Termination for Convenience Clauses

Commercial Contracts

“Termination for Convenience” clauses allow a contracting party to walk away from their contractual commitment for “convenience”. These provisions are commonly used in subcontracts – typically construction, engineering, road works and procurement agreements, where the weaker party does not have the bargaining power to challenge this unfair provision. This allows the powerful party to terminate the contract, without reason, depriving the weaker party of the benefits of the agreement.

Recent Examples

There have been a number of recent Court cases involving the right to Terminate for Convenience:

  • in the 2007 decision involving Australian Aerospace (AA), AA decided to terminate a Procurement Agreement relying on the termination for convenience power. AA was successfully challenged in the Victorian Supreme Court on the grounds that the exercise of the termination power was not done in good faith but rather for an improper purpose, ousting the minor party from the benefit of the contract so that AA could seize the benefits for itself;
  • in a 2009 decision involving Telstra, the Federal Court considered that there was an argument to be considered about the lack of good faith, and found that Telstra would have to establish that it “reasonably believes” the matters involved;
  • however, in a Coles Supermarket decision in 2011, the New South Wales Supreme Court allowed Coles to summarily terminate a contract relying on the termination provision where Coles was dissatisfied with the poor quality of the services which were being provided to it;
  • in a more recent 2015 decision, the Federal Court examined whether “reasonableness” was a constraint on the exercise of a right to terminate a contract for convenience. The Court noted that where a clause empowers one party to act to the detriment of another party, the requirement of good faith often requires “reasonableness” in the exercise of the power.

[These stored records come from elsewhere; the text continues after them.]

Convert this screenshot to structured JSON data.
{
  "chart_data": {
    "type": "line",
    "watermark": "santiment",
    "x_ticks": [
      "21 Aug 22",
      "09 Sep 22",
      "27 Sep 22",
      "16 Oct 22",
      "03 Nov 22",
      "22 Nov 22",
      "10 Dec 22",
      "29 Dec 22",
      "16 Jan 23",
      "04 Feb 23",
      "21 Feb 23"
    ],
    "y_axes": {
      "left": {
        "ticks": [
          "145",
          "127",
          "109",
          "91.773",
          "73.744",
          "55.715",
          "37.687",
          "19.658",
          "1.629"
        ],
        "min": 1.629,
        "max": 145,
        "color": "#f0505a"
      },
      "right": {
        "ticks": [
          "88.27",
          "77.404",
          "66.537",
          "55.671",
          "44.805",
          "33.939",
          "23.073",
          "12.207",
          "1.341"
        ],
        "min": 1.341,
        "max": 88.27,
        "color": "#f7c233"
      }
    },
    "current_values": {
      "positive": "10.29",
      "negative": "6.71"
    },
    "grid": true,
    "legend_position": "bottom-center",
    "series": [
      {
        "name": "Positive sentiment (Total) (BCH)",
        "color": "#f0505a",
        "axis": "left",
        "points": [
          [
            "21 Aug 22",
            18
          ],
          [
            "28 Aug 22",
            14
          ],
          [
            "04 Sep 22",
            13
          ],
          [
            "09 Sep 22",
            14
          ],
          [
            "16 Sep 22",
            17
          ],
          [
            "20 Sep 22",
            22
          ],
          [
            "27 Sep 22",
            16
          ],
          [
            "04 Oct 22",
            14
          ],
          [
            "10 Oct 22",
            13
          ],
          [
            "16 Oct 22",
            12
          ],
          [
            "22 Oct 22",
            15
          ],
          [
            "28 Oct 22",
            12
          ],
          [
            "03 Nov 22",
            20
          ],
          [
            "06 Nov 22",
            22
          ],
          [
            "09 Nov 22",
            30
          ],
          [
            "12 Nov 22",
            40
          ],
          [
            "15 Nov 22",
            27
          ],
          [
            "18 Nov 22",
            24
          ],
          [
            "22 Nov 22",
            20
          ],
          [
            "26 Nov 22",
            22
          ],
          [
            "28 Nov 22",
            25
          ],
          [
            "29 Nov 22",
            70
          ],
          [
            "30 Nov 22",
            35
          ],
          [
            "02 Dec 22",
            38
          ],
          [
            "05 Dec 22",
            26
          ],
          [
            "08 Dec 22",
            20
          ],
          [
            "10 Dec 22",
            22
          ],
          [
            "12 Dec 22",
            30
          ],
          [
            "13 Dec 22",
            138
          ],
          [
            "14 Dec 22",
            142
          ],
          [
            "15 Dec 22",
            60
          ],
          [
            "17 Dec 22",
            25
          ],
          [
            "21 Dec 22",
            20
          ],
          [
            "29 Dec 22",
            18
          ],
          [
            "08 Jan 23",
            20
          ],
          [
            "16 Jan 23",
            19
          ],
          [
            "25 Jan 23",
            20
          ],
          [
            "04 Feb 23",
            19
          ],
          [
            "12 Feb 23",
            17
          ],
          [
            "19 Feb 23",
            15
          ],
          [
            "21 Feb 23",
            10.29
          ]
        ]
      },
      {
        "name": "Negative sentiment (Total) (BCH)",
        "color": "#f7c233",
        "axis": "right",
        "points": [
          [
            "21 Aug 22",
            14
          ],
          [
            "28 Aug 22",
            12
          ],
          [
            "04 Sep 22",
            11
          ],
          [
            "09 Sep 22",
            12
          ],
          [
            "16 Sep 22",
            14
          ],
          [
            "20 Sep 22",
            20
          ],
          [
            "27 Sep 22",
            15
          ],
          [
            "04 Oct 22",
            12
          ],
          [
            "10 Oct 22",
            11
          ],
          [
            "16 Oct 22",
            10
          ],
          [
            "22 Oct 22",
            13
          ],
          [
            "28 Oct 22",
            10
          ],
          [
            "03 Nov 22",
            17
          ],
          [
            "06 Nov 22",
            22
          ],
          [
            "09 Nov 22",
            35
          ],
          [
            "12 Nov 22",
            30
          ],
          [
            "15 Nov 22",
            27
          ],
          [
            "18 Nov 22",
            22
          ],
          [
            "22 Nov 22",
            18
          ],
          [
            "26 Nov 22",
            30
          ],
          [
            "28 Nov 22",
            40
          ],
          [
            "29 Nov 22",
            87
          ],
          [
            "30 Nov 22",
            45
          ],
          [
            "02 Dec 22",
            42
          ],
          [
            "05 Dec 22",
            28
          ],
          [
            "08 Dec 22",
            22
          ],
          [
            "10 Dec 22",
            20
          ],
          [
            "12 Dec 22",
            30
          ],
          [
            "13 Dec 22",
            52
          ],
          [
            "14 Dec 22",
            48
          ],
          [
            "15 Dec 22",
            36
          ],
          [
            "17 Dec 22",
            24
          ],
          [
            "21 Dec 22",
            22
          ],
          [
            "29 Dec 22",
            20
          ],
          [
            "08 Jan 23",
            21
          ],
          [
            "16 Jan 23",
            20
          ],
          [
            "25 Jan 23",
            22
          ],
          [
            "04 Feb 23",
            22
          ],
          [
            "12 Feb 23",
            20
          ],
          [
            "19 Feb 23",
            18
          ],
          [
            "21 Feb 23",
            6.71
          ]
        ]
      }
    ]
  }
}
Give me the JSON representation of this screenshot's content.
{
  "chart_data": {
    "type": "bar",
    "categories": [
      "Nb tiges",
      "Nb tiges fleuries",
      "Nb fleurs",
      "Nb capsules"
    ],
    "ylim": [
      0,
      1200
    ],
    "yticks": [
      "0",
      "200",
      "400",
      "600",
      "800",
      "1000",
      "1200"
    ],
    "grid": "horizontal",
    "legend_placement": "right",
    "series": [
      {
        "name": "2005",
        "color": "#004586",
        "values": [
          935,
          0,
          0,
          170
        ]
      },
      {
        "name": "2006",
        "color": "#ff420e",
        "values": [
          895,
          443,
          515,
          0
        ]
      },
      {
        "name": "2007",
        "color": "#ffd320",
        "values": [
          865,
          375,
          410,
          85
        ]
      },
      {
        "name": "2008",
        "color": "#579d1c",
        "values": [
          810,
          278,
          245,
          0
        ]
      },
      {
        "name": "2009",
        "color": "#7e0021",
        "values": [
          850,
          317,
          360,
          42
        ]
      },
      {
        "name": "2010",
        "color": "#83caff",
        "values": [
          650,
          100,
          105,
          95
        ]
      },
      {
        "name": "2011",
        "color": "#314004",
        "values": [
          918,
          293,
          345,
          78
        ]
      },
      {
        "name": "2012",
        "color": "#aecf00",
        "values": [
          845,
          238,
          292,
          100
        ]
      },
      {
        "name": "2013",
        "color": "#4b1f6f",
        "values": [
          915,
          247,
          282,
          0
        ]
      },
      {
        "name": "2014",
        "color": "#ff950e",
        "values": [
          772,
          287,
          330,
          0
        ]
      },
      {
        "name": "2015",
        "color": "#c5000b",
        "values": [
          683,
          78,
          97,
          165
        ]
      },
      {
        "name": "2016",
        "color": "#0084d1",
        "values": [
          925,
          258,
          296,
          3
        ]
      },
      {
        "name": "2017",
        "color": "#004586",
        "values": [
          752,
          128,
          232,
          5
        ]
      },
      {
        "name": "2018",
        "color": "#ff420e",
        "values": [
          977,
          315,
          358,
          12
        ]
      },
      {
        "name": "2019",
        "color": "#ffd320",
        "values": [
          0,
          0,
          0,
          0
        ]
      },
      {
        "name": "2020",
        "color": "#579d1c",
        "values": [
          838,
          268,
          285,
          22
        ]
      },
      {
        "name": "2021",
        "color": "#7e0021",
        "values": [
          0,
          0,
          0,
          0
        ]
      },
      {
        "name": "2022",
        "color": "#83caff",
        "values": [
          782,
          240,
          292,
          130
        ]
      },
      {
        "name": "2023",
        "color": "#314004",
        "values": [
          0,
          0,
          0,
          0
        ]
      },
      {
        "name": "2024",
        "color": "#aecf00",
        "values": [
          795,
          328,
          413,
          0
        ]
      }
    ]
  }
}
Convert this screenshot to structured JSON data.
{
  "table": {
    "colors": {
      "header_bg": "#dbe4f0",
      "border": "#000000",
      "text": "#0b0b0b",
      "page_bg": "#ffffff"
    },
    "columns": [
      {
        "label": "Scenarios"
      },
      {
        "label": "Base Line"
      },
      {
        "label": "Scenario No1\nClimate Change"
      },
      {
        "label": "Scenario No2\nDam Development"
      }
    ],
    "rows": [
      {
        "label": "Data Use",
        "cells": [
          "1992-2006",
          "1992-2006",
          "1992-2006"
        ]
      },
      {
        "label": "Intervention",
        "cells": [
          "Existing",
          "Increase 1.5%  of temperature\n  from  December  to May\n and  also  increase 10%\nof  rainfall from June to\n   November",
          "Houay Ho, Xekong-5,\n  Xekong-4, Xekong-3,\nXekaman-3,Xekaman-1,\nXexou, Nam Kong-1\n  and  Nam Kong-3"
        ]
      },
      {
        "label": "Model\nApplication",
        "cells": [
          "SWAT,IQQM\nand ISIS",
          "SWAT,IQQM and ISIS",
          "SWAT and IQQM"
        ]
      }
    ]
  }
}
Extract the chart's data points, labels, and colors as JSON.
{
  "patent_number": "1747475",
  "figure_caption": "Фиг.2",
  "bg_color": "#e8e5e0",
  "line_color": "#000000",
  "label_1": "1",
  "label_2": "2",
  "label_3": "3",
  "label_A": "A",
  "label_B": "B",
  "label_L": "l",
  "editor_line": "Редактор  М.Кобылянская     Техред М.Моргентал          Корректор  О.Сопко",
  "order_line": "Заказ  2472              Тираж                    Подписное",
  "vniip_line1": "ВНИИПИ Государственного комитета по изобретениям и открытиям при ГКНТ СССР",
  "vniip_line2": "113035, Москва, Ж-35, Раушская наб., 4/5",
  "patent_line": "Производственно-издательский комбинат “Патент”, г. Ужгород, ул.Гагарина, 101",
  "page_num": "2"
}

Good Faith and Reasonableness

Concepts of “good faith” and “reasonableness” clearly intrude in this discussion. The law remains unclear, although there is growing recognition of the need for the more powerful party to exercise a degree of reasonableness and not to exercise the power to terminate for convenience for an improper purpose or an ulterior motive.

In our many comments about “good faith” in commercial contracts, we have said that the growing judicial reliance on good faith undermines the fundamental need for certainty in commercial contracts. Despite that, there is real justification in the case of unfair use of the Termination for Convenience power, to introduce a requirement that the party relying on such a provision should be obliged to act reasonably and in good faith.


Although, due to a lack of bargaining power, you may be forced to accept a Termination for Convenience provision, in many situations, having regard to recent cases, you could be in a position to challenge an unfair termination, or to negotiate for a fairer commercial outcome.